Beside the puppies, a whole program has been created to get the York community literate about mental health. Between 11am and 2pm, the Jack Project and Active Minds, two student-centred organizations dedicated to transforming the conversation about mental health and suicide, as well as Health Education & Promotion, will set up information tables in Vari Hall. Drop by to learn more or have a chat. If you have ideas about how to make York University a healthier place, you are encouraged to virtually drop by Mental Health & Wellness’s Share Your Voice page. Although official consultations are now closed, a linked form invites you to make suggestions on how to improve mental well-being at York. It’s an opportunity none of us should pass up if we have any constructive thoughts on the matter. Let’s Talk Day at York is of course not just for students. Faculty and staff will have their own events to attend to make sure they are equipped to join the debate and make a difference.
So our canine friends from St. John Ambulance will serve at least a double purpose tomorrow: they’ll likely put a smile on your face when you come by to pet their heads, but, maybe more important, they’ll also make you think about what they stand for, learn about some programs at the University in support of mental health and make you consider how we, as a community, all have a part to play in each other’s well-being.
Some research does connect the use of animals with long-term mental health, and anyone who has ever owned a pet can definitely relate. I remember back in high school, it didn’t matter what kind of day I had had. I could have fallen down all three flights of stairs, written my Spanish test in French by accident and then set off the fire alarm with my backpack strap: when my dog slid across the floor to greet me at the door as I came home, it was hard not to rejoice.

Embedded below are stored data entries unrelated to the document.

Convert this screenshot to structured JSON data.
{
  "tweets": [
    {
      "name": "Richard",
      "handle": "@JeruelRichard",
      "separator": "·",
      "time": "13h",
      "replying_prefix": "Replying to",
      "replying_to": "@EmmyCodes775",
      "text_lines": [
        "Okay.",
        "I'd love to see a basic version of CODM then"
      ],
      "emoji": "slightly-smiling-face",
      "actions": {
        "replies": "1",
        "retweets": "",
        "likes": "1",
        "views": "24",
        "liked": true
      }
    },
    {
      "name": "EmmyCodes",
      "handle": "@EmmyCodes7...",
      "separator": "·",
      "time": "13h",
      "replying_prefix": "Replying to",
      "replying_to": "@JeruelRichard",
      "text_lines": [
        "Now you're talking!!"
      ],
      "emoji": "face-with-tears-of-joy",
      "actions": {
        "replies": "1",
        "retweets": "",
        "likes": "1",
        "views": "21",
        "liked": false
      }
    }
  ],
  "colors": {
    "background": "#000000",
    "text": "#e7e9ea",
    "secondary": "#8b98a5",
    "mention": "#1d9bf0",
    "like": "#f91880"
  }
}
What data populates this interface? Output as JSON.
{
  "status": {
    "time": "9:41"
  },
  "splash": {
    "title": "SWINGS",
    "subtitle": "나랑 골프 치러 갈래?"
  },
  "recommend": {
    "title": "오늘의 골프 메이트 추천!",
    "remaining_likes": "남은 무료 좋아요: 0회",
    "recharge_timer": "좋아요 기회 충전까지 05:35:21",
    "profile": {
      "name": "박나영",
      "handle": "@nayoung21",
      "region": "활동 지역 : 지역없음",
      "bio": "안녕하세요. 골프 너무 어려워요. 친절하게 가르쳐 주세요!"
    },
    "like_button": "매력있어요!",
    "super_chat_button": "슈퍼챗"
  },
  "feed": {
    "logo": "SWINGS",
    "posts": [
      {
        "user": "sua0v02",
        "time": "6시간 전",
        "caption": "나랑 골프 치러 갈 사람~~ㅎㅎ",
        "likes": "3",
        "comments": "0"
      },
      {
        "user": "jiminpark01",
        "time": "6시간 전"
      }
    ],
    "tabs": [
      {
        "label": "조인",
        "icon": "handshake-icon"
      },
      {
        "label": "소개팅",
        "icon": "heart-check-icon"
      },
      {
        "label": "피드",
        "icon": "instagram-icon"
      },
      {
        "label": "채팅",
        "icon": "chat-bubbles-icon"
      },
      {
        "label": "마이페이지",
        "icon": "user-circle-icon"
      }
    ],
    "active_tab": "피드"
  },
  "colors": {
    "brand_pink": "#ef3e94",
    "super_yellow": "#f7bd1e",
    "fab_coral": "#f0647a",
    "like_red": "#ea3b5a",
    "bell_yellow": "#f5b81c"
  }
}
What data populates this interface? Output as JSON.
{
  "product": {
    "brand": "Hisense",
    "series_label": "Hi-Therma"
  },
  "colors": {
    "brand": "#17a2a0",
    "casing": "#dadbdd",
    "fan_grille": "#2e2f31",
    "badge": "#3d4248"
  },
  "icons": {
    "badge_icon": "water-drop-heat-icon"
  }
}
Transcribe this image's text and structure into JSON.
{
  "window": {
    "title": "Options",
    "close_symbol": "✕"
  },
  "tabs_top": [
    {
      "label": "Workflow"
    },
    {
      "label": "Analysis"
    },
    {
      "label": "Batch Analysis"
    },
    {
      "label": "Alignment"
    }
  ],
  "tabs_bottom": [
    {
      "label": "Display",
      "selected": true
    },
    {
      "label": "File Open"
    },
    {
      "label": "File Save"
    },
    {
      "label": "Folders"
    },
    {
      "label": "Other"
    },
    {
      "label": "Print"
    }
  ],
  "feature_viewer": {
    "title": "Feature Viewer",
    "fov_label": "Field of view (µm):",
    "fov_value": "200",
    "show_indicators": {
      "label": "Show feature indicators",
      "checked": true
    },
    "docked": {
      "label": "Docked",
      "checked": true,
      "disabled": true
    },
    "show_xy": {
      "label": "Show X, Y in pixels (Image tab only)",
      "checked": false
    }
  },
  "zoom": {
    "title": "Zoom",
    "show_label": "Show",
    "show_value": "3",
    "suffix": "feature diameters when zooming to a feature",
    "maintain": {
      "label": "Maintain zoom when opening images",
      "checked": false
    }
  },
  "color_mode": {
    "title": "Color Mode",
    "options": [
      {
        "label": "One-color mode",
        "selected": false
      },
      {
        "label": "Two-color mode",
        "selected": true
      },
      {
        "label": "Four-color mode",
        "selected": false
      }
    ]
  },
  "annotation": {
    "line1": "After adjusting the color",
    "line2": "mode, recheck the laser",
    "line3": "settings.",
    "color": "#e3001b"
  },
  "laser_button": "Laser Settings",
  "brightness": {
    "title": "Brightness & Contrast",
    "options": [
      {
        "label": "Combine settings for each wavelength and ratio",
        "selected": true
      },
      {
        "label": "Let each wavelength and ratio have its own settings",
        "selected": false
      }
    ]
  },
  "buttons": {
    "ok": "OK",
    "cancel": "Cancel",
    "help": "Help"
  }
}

Beside temporary stress relief, service dogs have been associated with the longer-term alleviation of anxiety. As the recent York graduate Devon MacPherson, who used a service dog through parts of her undergraduate studies, explained to the CBC in a recent interview,
For people with anxiety, changes in the environment or doing things differently can be shocking. When I have Barkley [her service dog] with me, it’s something that’s consistent no matter where I go.
All in all, Let’s Talk Day should be great. Come for the puppies, but stay for the information and leave being part of the discussion. Hope to see you there!
And, yes, you may fully expect a purely puppy photo post in the coming week as a recap.